Negli ultimi anni il cibo pare aver assunto accezione artistico-creativa. Sarebbe possibile mutuare questa “fantasia” nella cucina a chilometro zero?
La creatività può essere certamente annoverata tra le qualità di un buon cuoco. Se affiancata ad una adeguata conoscenza delle materie prime che lavora e della tradizione culinaria del territorio in cui opera, può consentire di personalizzare un piatto o una ricetta, di innovare processi di lavorazione e cottura o perché no, rivedere le modalità di presentazione del piatto stesso. Ciò che conta però è non perdere di vista l’obiettivo: offrire cibo 1) buono in termini qualitativi e quindi “di piacere” non soltanto da un punto di vista organolettico; 2) pulito: rispetto alla provenienza locale dei prodotti e rispetto al processo di costruzione del piatto e all’impatto che questo ha sull’ambiente; 3) giusto, cioè sostenibile con riferimento ai costi di produzione, realizzazione e quindi di prezzo finale, nel rispetto di chi produce e di chi lavora. “L’esperienza culinaria” intesa in senso prettamente artistico, diventa motivo di spreco, di celebrazione del piatto fine a se stessa, mera sperimentazione, iniqua e generalmente insostenibile, ed è spesso dettata della moda del momento, non ha fondamenta né ragion d’essere, a mio avviso.

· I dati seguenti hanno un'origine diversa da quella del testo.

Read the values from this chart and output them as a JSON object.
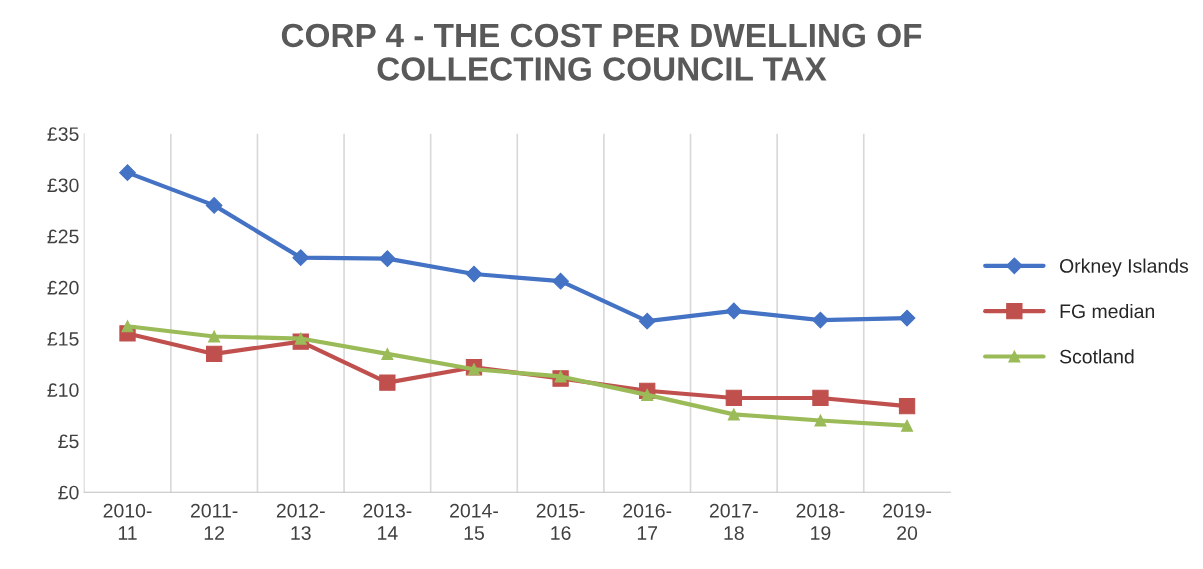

Dal punto di vista imprenditoriale, quali e quanti margini di crescita sono previsti per l’economia locale?
In un territorio come il nostro a forte vocazione agricola, ed in cui la tradizione gastronomica offre un ventaglio nutrito di prodotti locali e di ricette straordinarie per qualità, genuinità e unicità, le potenzialità del settore della ristorazione sono ancora molte. La sua crescita è direttamente proporzionale a quella del comparto agricolo: più aziende investono in qualità, specializzazione e prodotti identitari, maggiore sarà l’appeal del territorio e l’intera filiera potrà beneficiarne, quindi anche la ristorazione. Occorre sempre investire in qualità e specializzazione e affermarsi per identità territoriale, non limitandosi ad offrire un servizio uguale ad un altro o a imitare realtà remote. Quanto più è forte il legame con le produzioni tipiche, con le realtà contadine e di piccola produzione locale di qualità, tanto più è destinata ad affermarsi la ristorazione. Basti considerare, per rimanere nel nostro territorio provinciale, realtà quali Minervino Murge, Montegrosso, Margherita di Savoia, in cui il numero di osterie di qualità e che hanno consolidato il loro successo ultra decennale è di gran lunga maggiore rispetto ai più grandi centri abitati limitrofi, dove questo legame tende a sfilacciarsi, fino a rompersi del tutto in molti casi. La Condotta Castel del Monte, che mi onoro di rappresentare in questi anni, vuole essere un punto di riferimento per quanti vogliano esser parte di un processo di salvaguardia del territorio e delle sue specificità partendo dal cibo. Slow Food è casa e famiglia per quanti intendano impegnarsi e farne parte ed è a servizio dell’intera comunità territoriale.